3- Şüphesiz, Allah’ın Resûlü’nün yanında seslerini alçak tutanlar; işte onlar, Allah kalplerini takva için imtihan etmiştir. Onlar için bir mağfiret ve büyük bir ecir vardır.

15- Mü'min olanlar, ancak o kimselerdir ki, onlar, Allah'a ve Resûlü’ne iman ettiler, sonra hiç bir kuşkuya kapılmadan Allah yolunda mallarıyla ve canlarıyla cihad ettiler. İşte onlar, sadık (doğru) olanların ta kendileridir.

113- Tahrîm

8- Ey iman edenler, Allah'a kesin (nasuh) bir tevbe ile tevbe edin. Olabilir ki, Allah kötülüklerinizi örter ve altından ırmaklar akan cennetlere sokar. O gün Allah, Peygamberi ve onunla birlikte iman edenleri küçük düşürmeyecektir. Nurları, önlerinde ve sağ yanlarında koşar-parıldar. Derler ki: 'Rabbimiz nurumuzu tamamla, bizi bağışla. Şüphesiz Sen, her şeye güç yetirensin.'

114-Tevbe

18- Allah'ın mescidlerini, yalnızca Allah'a ve ahiret gününe iman eden, namazı dosdoğru kılan, zekatı veren ve Allah'tan başkasından korkmayanlar onarabilir. İşte, hidayete erenlerden oldukları umulanlar bunlardır.
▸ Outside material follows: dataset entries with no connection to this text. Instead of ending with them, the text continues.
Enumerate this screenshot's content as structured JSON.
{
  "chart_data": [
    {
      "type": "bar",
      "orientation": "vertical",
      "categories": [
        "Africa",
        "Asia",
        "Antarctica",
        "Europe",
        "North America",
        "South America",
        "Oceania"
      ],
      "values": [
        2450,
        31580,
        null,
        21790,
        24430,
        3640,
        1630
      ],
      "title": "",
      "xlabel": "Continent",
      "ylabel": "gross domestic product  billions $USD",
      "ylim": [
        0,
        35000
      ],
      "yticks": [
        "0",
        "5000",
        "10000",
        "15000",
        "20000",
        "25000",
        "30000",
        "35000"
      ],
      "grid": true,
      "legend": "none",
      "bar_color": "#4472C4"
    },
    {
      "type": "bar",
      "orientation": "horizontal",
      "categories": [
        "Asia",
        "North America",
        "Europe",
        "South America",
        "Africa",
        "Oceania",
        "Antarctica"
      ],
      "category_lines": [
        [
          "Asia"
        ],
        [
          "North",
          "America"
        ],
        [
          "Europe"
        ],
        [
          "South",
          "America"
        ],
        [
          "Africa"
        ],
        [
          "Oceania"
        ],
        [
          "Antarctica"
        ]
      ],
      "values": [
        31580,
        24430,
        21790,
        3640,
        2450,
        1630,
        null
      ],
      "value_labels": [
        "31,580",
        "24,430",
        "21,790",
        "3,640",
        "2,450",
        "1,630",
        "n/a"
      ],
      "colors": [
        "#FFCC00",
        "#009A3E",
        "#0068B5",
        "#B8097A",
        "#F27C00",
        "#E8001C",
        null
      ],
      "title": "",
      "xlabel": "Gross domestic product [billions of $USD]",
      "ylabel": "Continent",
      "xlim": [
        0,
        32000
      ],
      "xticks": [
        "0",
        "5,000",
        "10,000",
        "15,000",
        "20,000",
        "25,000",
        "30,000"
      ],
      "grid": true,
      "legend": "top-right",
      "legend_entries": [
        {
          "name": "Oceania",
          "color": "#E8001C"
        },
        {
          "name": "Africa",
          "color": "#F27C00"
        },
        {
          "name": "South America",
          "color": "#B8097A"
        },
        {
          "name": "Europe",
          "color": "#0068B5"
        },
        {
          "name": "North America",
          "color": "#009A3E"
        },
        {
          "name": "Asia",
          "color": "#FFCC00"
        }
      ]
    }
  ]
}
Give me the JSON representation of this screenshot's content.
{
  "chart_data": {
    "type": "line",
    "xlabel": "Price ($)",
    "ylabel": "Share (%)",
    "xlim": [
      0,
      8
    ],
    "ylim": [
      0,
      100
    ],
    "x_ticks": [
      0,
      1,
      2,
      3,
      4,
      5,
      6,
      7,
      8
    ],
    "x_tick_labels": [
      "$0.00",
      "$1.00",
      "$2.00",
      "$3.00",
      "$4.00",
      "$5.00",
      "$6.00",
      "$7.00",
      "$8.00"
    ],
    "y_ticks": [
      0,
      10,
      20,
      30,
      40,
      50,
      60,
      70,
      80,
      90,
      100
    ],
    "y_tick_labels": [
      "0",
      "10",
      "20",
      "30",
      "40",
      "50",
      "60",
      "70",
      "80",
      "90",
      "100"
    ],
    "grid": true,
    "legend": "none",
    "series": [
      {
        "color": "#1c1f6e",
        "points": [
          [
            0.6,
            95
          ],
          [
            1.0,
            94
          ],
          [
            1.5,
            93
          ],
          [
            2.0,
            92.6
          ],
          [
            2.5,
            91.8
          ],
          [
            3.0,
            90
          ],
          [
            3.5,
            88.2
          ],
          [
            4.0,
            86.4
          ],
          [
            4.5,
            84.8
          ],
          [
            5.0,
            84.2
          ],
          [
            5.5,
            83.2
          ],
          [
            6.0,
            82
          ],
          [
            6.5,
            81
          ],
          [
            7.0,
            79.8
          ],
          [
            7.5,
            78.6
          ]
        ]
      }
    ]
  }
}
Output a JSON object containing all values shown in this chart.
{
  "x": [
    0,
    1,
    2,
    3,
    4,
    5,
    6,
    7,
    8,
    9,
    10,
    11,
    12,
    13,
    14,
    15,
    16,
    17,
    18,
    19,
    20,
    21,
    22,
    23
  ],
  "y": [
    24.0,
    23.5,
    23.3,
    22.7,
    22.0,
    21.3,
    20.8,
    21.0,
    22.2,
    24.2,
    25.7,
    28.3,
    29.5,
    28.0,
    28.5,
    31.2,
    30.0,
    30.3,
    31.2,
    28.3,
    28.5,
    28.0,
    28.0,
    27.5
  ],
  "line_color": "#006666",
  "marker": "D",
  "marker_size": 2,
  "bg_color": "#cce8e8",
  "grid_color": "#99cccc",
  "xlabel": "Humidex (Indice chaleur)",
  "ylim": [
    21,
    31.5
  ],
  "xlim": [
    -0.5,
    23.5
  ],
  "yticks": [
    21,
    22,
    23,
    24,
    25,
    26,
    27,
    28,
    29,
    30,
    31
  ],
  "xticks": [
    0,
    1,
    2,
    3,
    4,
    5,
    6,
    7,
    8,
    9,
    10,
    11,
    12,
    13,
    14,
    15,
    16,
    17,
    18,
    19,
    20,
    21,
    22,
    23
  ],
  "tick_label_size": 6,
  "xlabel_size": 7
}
20- İman edenler, hicret edenler ve Allah yolunda mallarıyla ve canlarıyla cihad edenlerin Allah katında büyük dereceleri vardır. İşte 'kurtuluşa ve mutluluğa' erenler bunlardır.
             
21- Rableri onlara katından bir rahmeti, bir hoşnutluğu ve onlar için, kendisine sürekli bir nimet bulunan cennetleri müjdeler.
             
22- Onda ebedi kalıcıdırlar. Şüphesiz Allah, büyük mükafaat katında olandır.

44- Allah'a ve ahiret gününe iman edenler, mallarıyla ve canlarıyla cihad etmekten (kaçınmak için) senden izin istemezler. Allah takva sahiplerini bilendir.

71- Mü'min erkekler ve mü'min kadınlar birbirlerinin velileridirler. İyiliği emreder, kötülükten sakındırırlar, namazı dosdoğru kılarlar, zekatı verirler ve Allah'a ve Resûlü’ne itaat ederler. İşte Allah'ın kendilerine rahmet edeceği bunlardır. Şüphesiz, Allah, üstün ve güçlüdür, hüküm ve hikmet sahibidir.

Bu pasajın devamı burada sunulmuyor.